Is it better for an amateur to cut or grind dog nails?

In most cases, no.

Professional groomers have the experience necessary to cut and grind dog nails with minimal risk of injury.

For a person who has no experience with the anatomy of a dog’s foot, it is better to let them handle this for the first few times until you get the hang of it.

Grinding dog nails can be quite a challenge for an amateur, and it will take some time to figure out if you are doing this right.

It’s best to start with the slowest grind setting and gradually work your way up if you aren’t satisfied until your dog’s nails are a length that suits you.

How can I make puppy nails less sharp?

Having a playful puppy with sharp nails can be challenging to deal with. In most cases, this is because puppies tend to chew on their paws.

The subsequent nail growth results in a sharpened end. To deal with this, remember that you need to trim your dog’s nails every two to three weeks.

If your puppy isn’t used to having its paws handled, then a good first step is to get the dog used to this process by gently rubbing its paws and surrounding tissue.

The sooner you start handling their paws, the easier it will be in the future with grown dogs.

What breeds are more likely to have sharp nails?

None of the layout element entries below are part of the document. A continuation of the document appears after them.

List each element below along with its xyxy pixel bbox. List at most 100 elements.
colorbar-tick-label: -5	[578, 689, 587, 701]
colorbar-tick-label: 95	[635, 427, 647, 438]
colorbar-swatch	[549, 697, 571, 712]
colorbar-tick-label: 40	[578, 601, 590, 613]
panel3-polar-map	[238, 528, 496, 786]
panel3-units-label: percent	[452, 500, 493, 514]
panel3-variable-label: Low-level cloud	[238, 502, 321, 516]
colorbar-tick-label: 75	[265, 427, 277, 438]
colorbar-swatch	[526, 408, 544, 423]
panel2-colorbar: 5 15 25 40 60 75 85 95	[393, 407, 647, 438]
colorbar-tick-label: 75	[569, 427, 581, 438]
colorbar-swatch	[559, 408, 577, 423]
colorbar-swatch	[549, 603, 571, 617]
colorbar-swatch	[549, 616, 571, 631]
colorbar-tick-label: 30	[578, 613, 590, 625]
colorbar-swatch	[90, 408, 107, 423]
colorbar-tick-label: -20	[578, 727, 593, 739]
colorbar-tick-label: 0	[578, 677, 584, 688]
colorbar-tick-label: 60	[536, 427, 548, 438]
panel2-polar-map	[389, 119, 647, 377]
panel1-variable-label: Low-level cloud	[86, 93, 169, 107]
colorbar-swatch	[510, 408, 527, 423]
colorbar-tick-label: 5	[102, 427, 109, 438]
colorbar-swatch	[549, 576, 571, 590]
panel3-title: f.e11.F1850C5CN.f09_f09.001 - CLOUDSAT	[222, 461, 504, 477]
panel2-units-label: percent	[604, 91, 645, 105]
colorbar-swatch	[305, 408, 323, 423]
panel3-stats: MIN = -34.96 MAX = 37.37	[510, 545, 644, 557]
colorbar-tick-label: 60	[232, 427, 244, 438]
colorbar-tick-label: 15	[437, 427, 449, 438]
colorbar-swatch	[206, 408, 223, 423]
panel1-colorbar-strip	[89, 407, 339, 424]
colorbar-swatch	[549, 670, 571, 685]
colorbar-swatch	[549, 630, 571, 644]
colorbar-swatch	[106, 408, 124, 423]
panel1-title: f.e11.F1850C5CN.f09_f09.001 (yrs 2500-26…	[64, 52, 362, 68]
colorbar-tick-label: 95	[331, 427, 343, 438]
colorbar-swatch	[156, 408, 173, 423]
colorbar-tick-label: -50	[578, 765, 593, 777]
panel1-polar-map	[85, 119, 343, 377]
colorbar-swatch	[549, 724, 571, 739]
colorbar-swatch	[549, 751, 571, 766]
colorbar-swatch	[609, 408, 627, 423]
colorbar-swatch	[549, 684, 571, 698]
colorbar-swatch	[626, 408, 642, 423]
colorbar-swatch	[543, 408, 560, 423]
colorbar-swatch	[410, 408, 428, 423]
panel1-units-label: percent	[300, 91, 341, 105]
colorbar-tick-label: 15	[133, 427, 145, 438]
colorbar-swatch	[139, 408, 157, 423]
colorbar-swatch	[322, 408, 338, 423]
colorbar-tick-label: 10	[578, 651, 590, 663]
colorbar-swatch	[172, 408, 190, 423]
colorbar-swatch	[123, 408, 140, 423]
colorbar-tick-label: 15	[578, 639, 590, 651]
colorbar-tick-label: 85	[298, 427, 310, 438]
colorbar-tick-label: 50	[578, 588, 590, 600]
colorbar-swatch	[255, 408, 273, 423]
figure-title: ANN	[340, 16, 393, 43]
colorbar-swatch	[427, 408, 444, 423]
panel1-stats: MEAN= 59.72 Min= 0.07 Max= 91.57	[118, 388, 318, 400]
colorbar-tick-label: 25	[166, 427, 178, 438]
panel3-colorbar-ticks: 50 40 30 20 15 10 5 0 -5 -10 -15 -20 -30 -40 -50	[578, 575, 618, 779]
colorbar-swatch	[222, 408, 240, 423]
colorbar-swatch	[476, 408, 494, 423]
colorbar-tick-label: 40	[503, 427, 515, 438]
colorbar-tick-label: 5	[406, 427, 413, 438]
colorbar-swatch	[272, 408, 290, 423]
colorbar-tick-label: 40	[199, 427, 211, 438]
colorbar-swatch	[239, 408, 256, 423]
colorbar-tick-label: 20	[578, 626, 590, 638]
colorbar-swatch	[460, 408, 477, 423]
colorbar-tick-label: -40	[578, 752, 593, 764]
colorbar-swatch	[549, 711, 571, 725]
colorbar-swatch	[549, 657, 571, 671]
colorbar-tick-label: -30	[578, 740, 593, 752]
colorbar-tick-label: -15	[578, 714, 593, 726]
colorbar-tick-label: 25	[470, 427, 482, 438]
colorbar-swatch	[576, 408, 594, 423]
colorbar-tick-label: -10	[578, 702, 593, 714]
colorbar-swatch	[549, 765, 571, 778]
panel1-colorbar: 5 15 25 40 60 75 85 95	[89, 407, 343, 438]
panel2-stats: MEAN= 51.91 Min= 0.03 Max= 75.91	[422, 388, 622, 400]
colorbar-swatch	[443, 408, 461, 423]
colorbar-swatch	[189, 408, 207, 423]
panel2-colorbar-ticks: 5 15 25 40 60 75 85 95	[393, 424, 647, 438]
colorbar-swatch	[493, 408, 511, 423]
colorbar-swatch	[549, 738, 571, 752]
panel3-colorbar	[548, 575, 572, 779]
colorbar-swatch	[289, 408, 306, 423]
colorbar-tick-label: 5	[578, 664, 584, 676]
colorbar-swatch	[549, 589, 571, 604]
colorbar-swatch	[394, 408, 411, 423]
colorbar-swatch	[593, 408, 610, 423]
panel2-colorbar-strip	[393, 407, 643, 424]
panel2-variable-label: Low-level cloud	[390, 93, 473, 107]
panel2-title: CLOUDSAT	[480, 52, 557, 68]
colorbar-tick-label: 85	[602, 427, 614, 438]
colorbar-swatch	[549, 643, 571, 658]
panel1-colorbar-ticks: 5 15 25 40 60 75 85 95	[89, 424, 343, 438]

The Pug and the Pekingese are two breeds with naturally sharp nails.

Because nail sharpness is directly correlated to digging activity, breeds prone to digging can also be included.

These would include Jack Russell Terriers, Siberian Huskies, Dachshunds, etc.

Can dog nails be filed?

Yes, a dog’s nails can be filed.

Although you want to be careful not to file too far up on the nail, it is also a good idea to file all of your dog’s nails so that they are even and as symmetrical as possible.

This way, they will wear down more evenly when running on smooth surfaces.

What are the dangers of cutting dog nails too short?

Cutting a dog’s nails too short can cause injury to them in the following ways:

A dog’s nail may be cut too short, which can lead to bleeding.

A dog’s nails will rarely cause discomfort or pain if they are a normal length and have not been filed down, but cutting them too short on purpose could cause enough of space for an injury to happen. 

Some dogs get infections very quickly, and cutting a nail too short could increase the risk of getting an infection.

Cutting nails too short is especially risky for dogs with white or light-colored claws, as it would be more evident if this were done incorrectly. 

The pain may cause the dog to react negatively to you, such as biting out of fear (if they are generally not aggressive). 

If the dog has a thick coat of fur where the fur is brushed on top of its paws, then it can be tough to see exactly how short you are cutting your dog’s nails.

This could lead to them being cut too short, without you noticing until much later.

A professional groomer will have experience cutting a dog’s nails and know how to do it safely without causing injury.

Closing thoughts

When it comes to dealing with your dog’s nails, be sure to consider the following things:

Professional groomers have years of experience cutting dogs’ nails and will know how to do it correctly.

When you first try doing it yourself, make sure that you have watched a professional and learned the proper techniques from them.

Then, start off slowly until you get the hang of it.